Les textes reçus sont explicites du décalage de plus en plus grand au sein de notre société. L’actualité confirme chaque semaine le recul insupportable en la matière.
Ce recueil de nouvelles est donc très réussi. Il est fort, plein de courage, de cris, de beauté, et surtout toujours très touchant.
Tous ces textes représentent la vision d’un monde au féminin pluriel : des petits bouts de vies, des chuchotements, des cris, quand notre simple silence fait mal…
EXTRAIT
Chère Olympe,
Je suis navrée de t'apprendre que malheureusement, aujourd'hui encore, les femmes doivent se battre chaque jour pour leur liberté.
Certes, des avancées certaines ont vu le jour, comme le droit de vote par exemple. Mais il aura fallu attendre cent cinquante-trois ans après toi, pour l'obtenir ! Ma pauvre Olympe, tu dois te retourner dans ta tombe, toi féministe notoire, en voyant le temps nécessaire à l'acceptation de notre individualité !
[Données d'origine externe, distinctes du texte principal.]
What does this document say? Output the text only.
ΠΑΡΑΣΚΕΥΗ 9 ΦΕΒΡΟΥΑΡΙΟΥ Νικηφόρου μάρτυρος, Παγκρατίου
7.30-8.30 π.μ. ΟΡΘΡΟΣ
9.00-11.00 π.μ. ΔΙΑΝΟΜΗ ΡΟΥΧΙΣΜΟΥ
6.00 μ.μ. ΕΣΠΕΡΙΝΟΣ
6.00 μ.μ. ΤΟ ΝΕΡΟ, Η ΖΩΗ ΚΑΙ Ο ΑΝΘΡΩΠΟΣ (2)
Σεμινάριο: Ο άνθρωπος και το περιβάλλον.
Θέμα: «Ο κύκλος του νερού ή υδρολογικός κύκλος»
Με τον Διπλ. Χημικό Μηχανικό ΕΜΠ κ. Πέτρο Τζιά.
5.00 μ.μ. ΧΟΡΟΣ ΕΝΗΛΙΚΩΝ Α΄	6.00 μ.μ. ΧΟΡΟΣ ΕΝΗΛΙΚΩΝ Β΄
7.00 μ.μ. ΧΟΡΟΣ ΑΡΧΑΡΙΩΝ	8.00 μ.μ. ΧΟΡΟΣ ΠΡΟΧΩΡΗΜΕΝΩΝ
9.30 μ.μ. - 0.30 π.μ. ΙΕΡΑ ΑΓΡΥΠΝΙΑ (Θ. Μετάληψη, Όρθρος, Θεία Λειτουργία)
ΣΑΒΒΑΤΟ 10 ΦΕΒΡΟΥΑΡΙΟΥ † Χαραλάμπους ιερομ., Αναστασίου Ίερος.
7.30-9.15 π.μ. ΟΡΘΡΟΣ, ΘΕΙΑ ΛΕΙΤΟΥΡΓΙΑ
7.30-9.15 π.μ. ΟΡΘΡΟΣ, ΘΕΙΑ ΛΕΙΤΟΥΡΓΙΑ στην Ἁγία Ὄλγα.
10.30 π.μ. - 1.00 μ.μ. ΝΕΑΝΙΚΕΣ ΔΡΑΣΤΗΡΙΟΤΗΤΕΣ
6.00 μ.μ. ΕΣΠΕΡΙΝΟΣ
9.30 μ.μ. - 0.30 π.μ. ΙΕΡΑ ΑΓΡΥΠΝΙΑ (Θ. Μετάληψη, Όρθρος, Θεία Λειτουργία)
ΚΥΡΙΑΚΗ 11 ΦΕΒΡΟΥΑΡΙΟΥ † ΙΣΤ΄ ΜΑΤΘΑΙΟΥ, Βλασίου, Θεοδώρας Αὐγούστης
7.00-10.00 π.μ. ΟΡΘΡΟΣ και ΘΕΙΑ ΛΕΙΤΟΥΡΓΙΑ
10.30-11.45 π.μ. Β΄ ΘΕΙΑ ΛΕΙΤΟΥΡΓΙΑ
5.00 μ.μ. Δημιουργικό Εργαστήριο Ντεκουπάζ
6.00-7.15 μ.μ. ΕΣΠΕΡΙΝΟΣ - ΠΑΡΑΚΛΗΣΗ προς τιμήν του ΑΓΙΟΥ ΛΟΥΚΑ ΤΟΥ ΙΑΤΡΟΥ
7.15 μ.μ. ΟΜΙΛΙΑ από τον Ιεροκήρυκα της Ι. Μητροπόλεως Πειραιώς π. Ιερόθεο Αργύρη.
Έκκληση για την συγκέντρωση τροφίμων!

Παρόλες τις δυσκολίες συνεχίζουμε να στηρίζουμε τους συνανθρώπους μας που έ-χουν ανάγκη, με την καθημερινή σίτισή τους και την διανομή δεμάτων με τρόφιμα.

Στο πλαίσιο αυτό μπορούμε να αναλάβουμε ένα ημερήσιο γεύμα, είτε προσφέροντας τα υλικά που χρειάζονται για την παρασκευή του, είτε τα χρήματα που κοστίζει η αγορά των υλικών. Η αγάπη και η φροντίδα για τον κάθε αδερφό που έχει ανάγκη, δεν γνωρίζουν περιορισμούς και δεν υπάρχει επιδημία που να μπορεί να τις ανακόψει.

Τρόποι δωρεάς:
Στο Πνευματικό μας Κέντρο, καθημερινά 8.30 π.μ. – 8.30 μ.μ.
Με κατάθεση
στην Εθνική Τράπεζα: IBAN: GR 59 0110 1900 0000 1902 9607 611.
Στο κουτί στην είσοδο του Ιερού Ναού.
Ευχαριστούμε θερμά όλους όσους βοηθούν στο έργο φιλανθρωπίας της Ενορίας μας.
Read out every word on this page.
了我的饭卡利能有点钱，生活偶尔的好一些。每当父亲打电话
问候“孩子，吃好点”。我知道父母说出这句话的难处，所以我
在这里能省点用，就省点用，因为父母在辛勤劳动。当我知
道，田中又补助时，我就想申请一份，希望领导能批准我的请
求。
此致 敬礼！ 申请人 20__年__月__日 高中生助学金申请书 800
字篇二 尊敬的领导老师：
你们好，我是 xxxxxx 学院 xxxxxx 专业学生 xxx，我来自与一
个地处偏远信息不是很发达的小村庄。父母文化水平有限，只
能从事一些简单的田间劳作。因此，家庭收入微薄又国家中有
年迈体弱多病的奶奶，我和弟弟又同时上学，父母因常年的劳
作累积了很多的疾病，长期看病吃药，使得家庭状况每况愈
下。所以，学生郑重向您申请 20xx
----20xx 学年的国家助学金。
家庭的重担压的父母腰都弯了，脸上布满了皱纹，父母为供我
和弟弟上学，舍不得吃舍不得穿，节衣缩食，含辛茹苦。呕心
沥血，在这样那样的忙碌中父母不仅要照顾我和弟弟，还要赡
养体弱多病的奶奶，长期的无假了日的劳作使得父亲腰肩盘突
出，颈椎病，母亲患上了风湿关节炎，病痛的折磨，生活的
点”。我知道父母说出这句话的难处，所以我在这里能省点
Il est vrai que dans cette société patriarcale, tout tourne autour du Dieu « Phallus ». Même la grammaire, lui donne la priorité : le masculin l'emporte toujours sur le féminin ! Nous travaillons souvent pour un salaire inférieur à celui de ces messieurs. Rien n'est juste... Il faut dire que la politique a longtemps été faite par l'homme, pour l'homme. C'est seulement depuis quelques années que nous pénétrons dans ce péricycle très fermé et pouvons faire entendre notre voix. Aussi, de grands noms émergèrent. Je vais te présenter plusieurs de ces dames exceptionnelles qui resteront à jamais dans l'histoire. Simone a révolutionné nos vies sexuelles et nous a offert l'avortement. Mais je serai injuste de ne pas citer Françoise, secrétaire d'État à la condition féminine, ou encore Yvette, ministre déléguée de nos droits. Sans oublier Marguerite, qui foula en pionnière le sol de l'Académie Française, et Édith Première ministre de sexe féminin.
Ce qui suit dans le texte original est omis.